A politically-committed blogger using the pen-name of Phan Kien Quoc, Hoang wrote articles that circulated widely online on education, the environment and the defence of Vietnam’s sovereignty in its relations with China. He participated in a campaign against Chinese mining of bauxite in Vietnam’s central highlands and gave extra-curricular training in leadership to his students. He is also a member of the banned pro-democracy party Viet Tan.

Armed security agents tried to intimidate journalists during today’s trial and to dissuade them from covering the proceedings. The judge ruled that Hoang had “blackened the image of the country” and was guilty of “activities aimed at overthrowing the people’s government.” Arrested on 13 August 2010, Hoang spent almost a year in pre-trial detention. Under Vietnamese law, this will be discounted from the jail time he has to serve.

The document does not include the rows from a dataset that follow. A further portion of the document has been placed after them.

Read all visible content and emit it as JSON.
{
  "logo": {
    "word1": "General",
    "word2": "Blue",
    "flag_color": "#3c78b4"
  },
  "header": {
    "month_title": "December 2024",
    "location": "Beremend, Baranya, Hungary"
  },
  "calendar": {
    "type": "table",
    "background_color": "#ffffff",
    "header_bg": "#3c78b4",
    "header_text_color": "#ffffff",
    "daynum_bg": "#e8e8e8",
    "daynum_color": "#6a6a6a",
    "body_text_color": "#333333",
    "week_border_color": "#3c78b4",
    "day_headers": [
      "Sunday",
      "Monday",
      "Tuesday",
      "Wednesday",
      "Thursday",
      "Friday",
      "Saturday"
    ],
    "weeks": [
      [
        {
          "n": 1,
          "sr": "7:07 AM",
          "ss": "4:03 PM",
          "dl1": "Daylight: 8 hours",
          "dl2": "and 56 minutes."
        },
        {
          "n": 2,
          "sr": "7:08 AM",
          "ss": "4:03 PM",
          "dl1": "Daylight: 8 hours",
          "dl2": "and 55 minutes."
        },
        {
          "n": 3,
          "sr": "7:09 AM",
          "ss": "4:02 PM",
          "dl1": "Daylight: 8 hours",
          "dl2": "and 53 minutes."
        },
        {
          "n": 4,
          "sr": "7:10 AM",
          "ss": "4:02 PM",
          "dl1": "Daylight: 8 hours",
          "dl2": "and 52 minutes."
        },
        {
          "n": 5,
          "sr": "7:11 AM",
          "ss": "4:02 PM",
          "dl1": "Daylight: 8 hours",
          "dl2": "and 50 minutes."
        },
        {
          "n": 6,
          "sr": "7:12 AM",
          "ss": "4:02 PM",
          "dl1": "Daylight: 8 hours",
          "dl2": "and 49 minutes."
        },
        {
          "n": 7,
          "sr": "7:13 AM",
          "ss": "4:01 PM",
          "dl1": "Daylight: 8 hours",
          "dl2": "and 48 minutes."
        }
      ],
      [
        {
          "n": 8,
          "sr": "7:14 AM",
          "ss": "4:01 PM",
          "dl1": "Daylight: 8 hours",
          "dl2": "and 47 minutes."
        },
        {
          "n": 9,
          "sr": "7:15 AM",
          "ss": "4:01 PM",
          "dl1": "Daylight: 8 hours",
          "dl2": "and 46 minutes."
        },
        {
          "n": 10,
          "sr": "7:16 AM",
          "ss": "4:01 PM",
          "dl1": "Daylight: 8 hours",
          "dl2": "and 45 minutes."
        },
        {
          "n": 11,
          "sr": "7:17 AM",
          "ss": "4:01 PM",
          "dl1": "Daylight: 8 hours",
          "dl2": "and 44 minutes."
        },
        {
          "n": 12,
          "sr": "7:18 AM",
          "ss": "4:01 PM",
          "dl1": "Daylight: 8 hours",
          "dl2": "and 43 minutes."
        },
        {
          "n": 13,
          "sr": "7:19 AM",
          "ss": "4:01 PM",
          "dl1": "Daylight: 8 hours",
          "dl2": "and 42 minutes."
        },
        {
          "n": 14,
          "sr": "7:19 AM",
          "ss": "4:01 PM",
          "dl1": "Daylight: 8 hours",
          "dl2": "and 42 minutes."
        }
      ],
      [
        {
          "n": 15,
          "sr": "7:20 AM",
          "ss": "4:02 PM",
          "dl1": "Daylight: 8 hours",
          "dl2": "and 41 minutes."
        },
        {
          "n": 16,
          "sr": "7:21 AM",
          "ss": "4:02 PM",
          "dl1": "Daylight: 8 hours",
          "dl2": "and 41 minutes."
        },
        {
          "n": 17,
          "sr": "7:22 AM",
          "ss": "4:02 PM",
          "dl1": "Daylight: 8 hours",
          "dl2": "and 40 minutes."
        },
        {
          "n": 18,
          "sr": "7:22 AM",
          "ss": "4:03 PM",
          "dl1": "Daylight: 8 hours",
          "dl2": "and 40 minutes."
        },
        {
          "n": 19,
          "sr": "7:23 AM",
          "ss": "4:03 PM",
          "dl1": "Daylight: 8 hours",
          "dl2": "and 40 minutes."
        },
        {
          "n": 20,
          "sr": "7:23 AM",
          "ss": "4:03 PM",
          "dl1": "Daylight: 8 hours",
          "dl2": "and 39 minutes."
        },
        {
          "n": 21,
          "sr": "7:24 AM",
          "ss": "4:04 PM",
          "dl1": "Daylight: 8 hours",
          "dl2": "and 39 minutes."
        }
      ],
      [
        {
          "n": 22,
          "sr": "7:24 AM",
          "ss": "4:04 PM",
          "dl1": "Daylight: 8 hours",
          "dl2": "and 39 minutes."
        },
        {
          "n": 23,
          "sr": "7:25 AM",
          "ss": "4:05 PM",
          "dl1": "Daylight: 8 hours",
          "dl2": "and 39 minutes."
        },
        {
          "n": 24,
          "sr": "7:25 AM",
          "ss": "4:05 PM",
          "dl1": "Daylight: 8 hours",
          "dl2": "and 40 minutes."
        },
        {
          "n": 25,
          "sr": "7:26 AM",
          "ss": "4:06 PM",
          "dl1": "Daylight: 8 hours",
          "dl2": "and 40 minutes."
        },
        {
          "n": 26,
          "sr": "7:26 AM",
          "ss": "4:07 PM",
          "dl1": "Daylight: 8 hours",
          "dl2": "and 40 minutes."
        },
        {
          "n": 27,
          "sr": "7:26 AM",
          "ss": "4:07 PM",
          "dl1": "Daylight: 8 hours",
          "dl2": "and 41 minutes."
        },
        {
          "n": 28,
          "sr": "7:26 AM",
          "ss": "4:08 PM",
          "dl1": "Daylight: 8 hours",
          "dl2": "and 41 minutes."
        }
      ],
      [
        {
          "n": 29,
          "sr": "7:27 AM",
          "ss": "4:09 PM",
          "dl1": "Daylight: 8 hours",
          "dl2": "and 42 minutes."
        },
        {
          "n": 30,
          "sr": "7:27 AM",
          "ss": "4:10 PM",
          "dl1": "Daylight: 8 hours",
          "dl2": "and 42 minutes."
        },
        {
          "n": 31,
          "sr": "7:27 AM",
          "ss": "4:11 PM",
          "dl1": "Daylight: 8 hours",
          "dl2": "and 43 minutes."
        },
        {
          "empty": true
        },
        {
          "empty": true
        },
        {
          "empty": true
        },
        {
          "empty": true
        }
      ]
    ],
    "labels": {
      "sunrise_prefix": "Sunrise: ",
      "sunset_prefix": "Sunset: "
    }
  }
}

Hoang’s conviction comes just eight days after an appeal court upheld a seven-year jail sentence for another prominent blogger and dissident, Cu Huy Ha Vu. And Nguyen Van Ly, a Catholic priest and editor of the underground publication Tu Do Ngon Luan, was returned to jail just two weeks ago after a year and a half on parole because of very poor health.

Reporters Without Borders wrote to the prime minister on 8 August urging him to “reverse this trend” and to “stop the political arrests and trials.”

Vietnamese foreign ministry spokesperson Nguyen Phuong Nga insisted on 27 July that “all of the basic rights and freedoms figure in the Vietnamese constitution and in the laws that are below it” and “are respected in practice too.” In Vietnam, “no one is punished for expressing their opinions,” she claimed.

The legality of the activities of Hoang and the other jailed netizens is guaranteed by the Universal Declaration of Human Rights, the International Covenant on Civil and Political Rights and articles 35, 50, 53 and 69 of Vietnam’s own constitution.

Vietnam is on the Reporters Without Borders list of “Enemies of the Internet” that was released on 12 March and is ranked 165th out of 178 countries in the Reporters Without Borders press freedom index.